Kido mengetuk pintu kamar Yura. Ia tak menyangka bahwa Yura akan menangis setelah ia cium. Entah mengapa, Kido jadi merasa bersalah.

"Ra, buka pintunya, Ra! Gue minta maaf. Gue janji nggak akan mengulanginya lagi tanpa seizin elo," kata Kido yang terus mengetuk pintu kamar Yura.

"Kido, pergi lo! Gue nggak mau denger suara lo." Terdengar suara Yura yang diselingi isak tangis.

"Oke oke. Gue akan pergi. Gue akan kasih waktu buat lo menenangkan diri. Setelah lo tenang, kita bisa bicara baik-baik kan?"

"Pergi!" teriak Yura.

Kido menghela napas kecewa. Ia pergi memasuki kamarnya dan merebahkan diri di atas kasur. Bibir Yura yang barusan ia cium masih terasa lembut di bibirnya. Selama ini, Kido sudah pernah 14 kali berciuman, terhitung sejak mantan pertamanya saat SMP. Dan ciuman ke-14 ia lakukan dengan Yura. Rasanya begitu berbeda.

"Kenapa bibir Yura rasanya beda ya?" Kido memegang sendiri bibirnya.

Kido tak tahu mengapa bibir Yura terasa berbeda. Bibir Yura terasa lembut dan begitu memabukkan. Rasanya Kido ingin mencium bibir itu lagi dan lagi lalu melumatnya dengan rakus.

"Kenapa gue kepikiran bibir Yura terus sih? Apa karena gue udah jatuh cinta sama si Yura?" Kido mengacak kesal rambut ikalnya.

Kido terbangun lalu berjalan mondar-mandir ke sana- ke mari, mencoba menghilangkan bibir Yura yang sedari tadi terus ia pikirkan. Kido tidak boleh jatuh cinta dengan Yura. Begitu pula sebaliknya. Yura tidak boleh jatuh cinta dengan Kido.

"Selama ini, gue udah 4 kali pacaran dan 13 kali ciuman sama mantan-mantan gue. Kenapa ciuman ke-14 begitu berbeda? Kenapa gue kayak ketagihan ciuman sama Yura?" Kido berbicara sendiri.

Kido mengacak rambutnya lagi. Ia menggeleng kuat untuk menampik pikiran bodohnya itu. Ia bergegas memasuki kamar mandi dan memutuskan untuk mencuci mukanya agar akal sehatnya kembali berfungsi.

"Tenang Kido, tenang.
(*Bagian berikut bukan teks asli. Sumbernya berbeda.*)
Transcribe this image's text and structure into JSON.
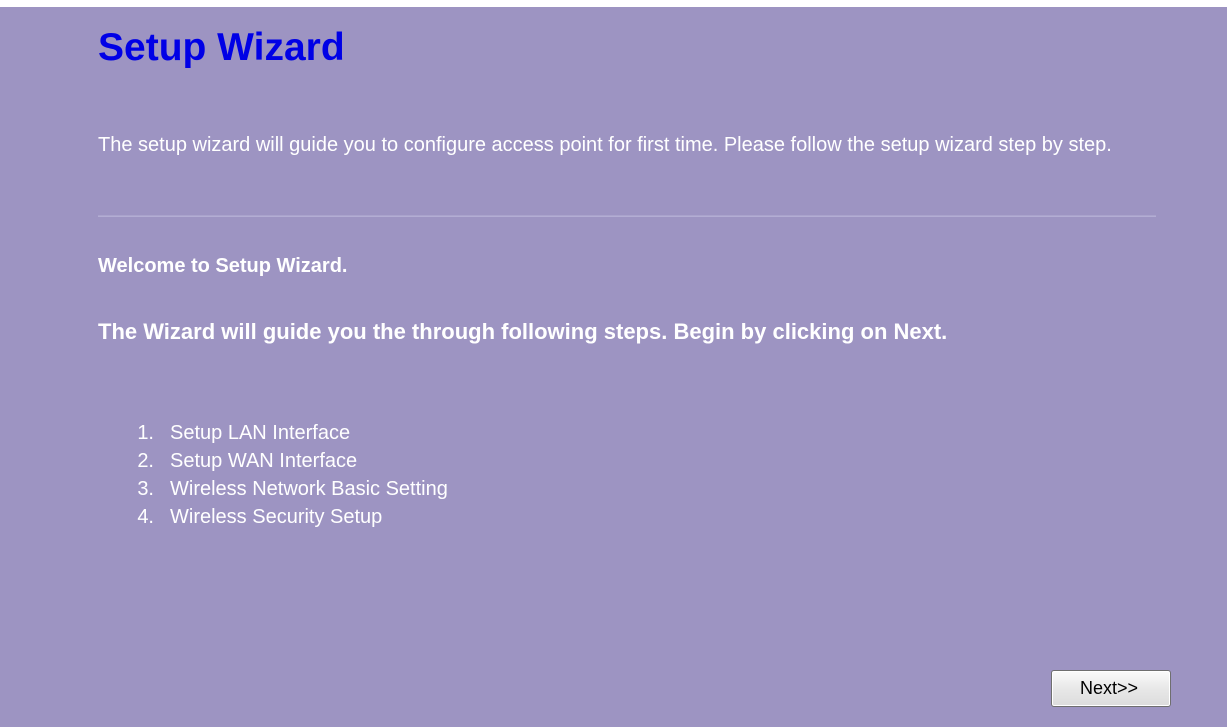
{
  "page": {
    "title": "Setup Wizard",
    "intro": "The setup wizard will guide you to configure access point for first time. Please follow the setup wizard step by step.",
    "welcome": "Welcome to Setup Wizard.",
    "guide": "The Wizard will guide you the through following steps. Begin by clicking on Next.",
    "steps": [
      {
        "num": "1.",
        "label": "Setup LAN Interface"
      },
      {
        "num": "2.",
        "label": "Setup WAN Interface"
      },
      {
        "num": "3.",
        "label": "Wireless Network Basic Setting"
      },
      {
        "num": "4.",
        "label": "Wireless Security Setup"
      }
    ],
    "next_label": "Next>>"
  },
  "colors": {
    "background": "#9d94c2",
    "title": "#0000e6",
    "text": "#ffffff"
  }
}
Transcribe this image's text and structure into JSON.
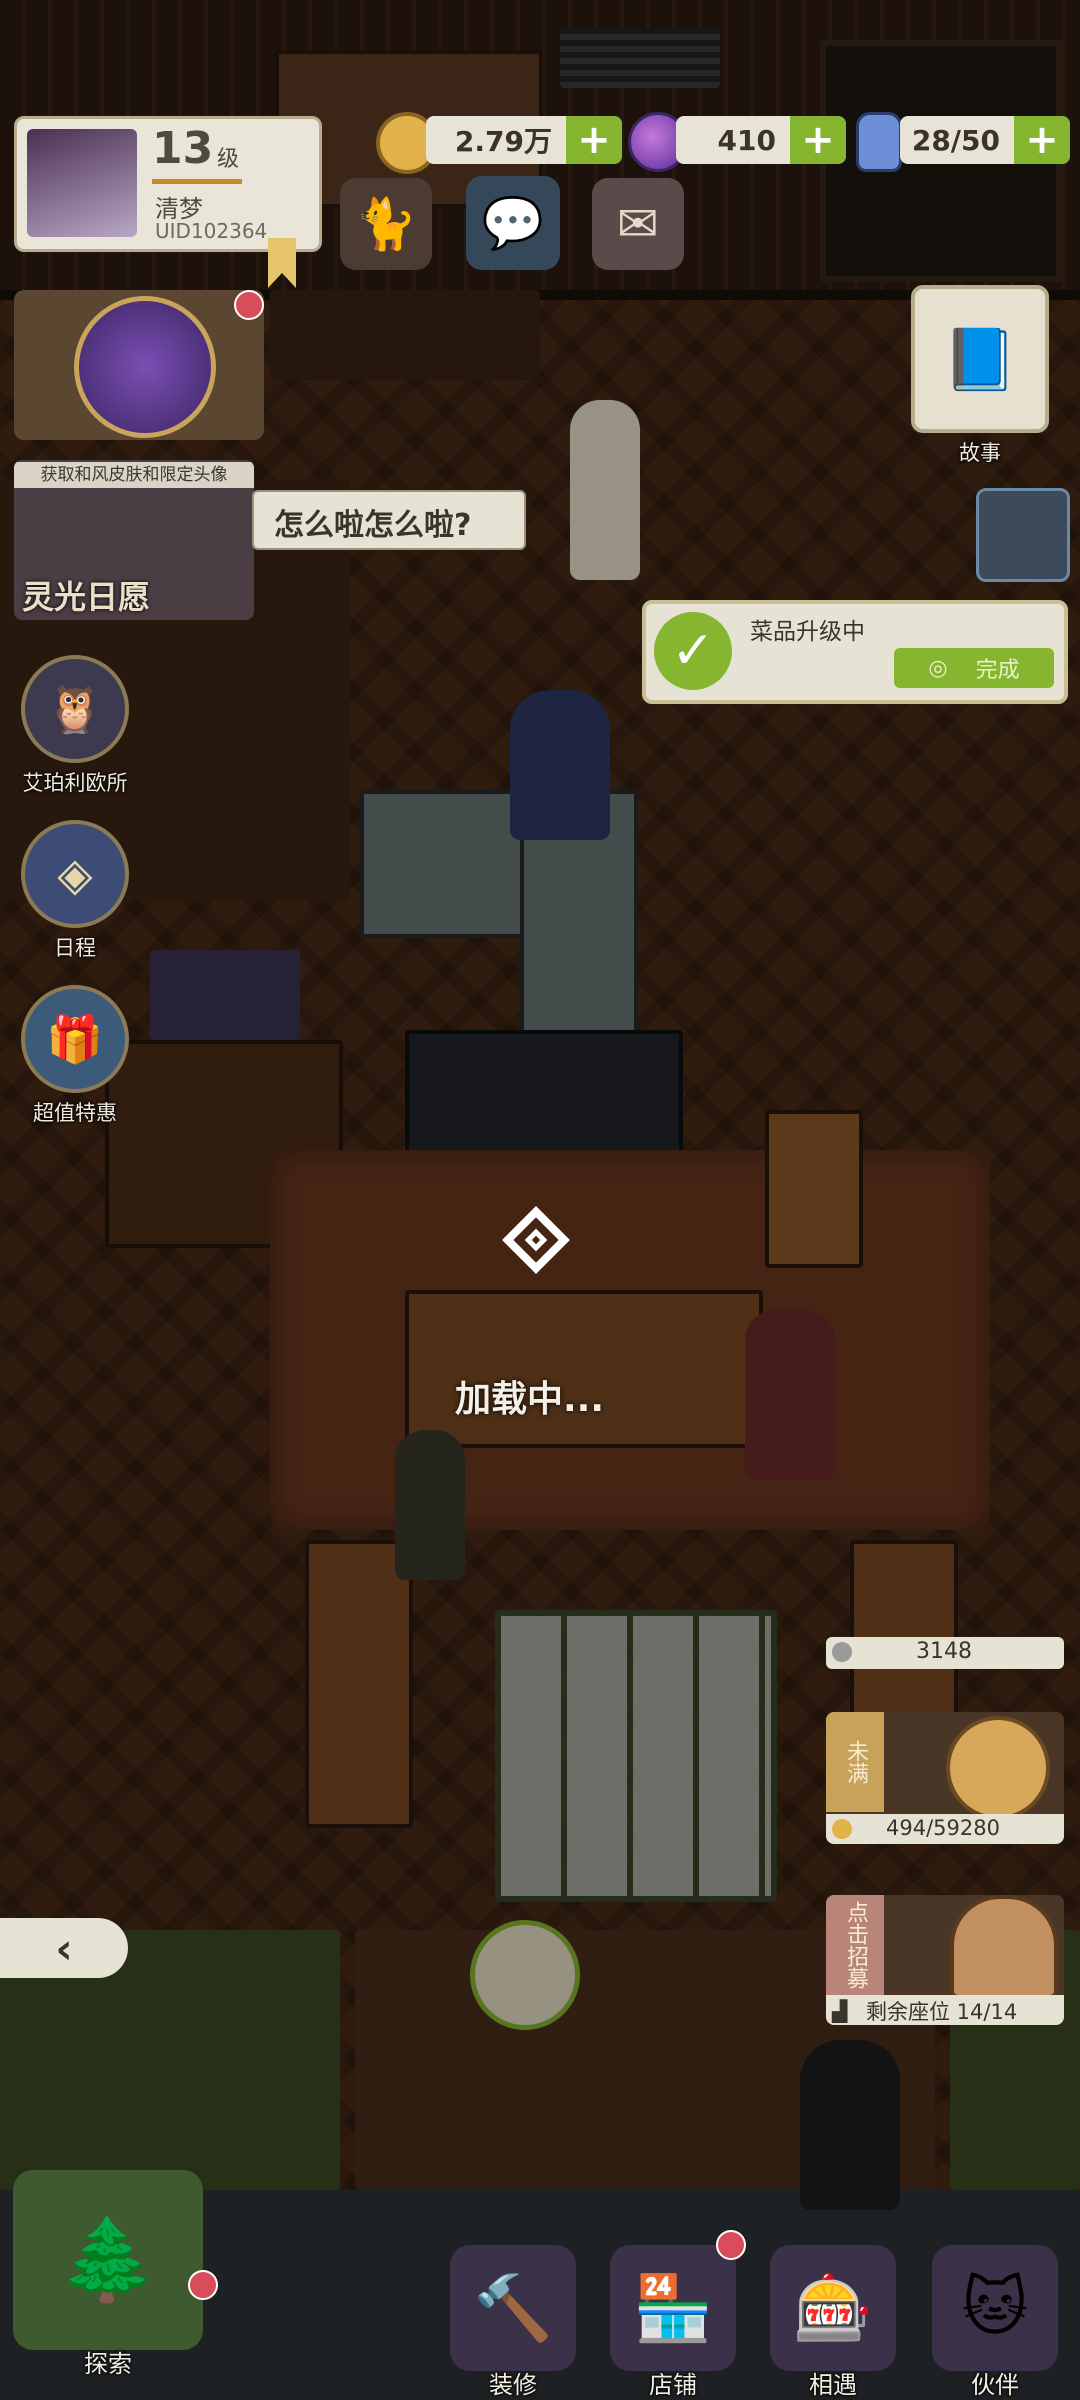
{
  "player": {
    "level_num": "13",
    "level_suffix": "级",
    "name": "清梦",
    "uid": "UID102364"
  },
  "resources": {
    "coins": "2.79万",
    "gems": "410",
    "stamina": "28/50"
  },
  "promo": {
    "banner_text": "获取和风皮肤和限定头像",
    "banner_title": "灵光日愿"
  },
  "speech": {
    "text": "怎么啦怎么啦?"
  },
  "side_menu": {
    "office": "艾珀利欧所",
    "schedule": "日程",
    "deals": "超值特惠",
    "story": "故事"
  },
  "task": {
    "title": "菜品升级中",
    "button": "完成"
  },
  "loading": {
    "text": "加载中..."
  },
  "stats": {
    "popularity": "3148",
    "unfilled_tag": "未满",
    "progress": "494/59280",
    "recruit_tag": "点击招募",
    "seats": "剩余座位 14/14"
  },
  "bottom_nav": {
    "explore": "探索",
    "renovate": "装修",
    "shop": "店铺",
    "meet": "相遇",
    "partner": "伙伴"
  },
  "colors": {
    "accent_green": "#86b52f",
    "badge_red": "#d94c5b",
    "panel_cream": "#e7e3d6"
  }
}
Sekarang lo udah tau kalau lo itu mulai jatuh cinta sama Yura." Kido berbicara sendiri setelah membasuh mukanya.

"Kido, waktunya makan malam!" terdengar suara Bu Lisa dari lantai bawah.

"Iya, Ma. Bentar," sahut Kido.

Kido menarik napasnya dalam-dalam lalu mengembuskannya. Lalu menariknya kembali dan mengembuskannya lagi.

"Oke. Sebelum cinta itu tumbuh semakin besar, sebaiknya gue jaga jarak sama si Yura. Iya iya. Gue harus jaga jarak." Kido keluar dari kamarnya dan menuju ruang makan.

Yura sudah duduk di ruang makan bersama Pak Jodi dan Bu Lisa. Kido berdehem salah tingkah dan mengambil tempat duduk. Kido merasa bersalah melihat mata Yura yang tampak sedikit bengkak karena terlalu banyak menangis.

"Kido, kamu dapat hadiah ulang tahun apa dari Yura?" tanya Bu Lisa.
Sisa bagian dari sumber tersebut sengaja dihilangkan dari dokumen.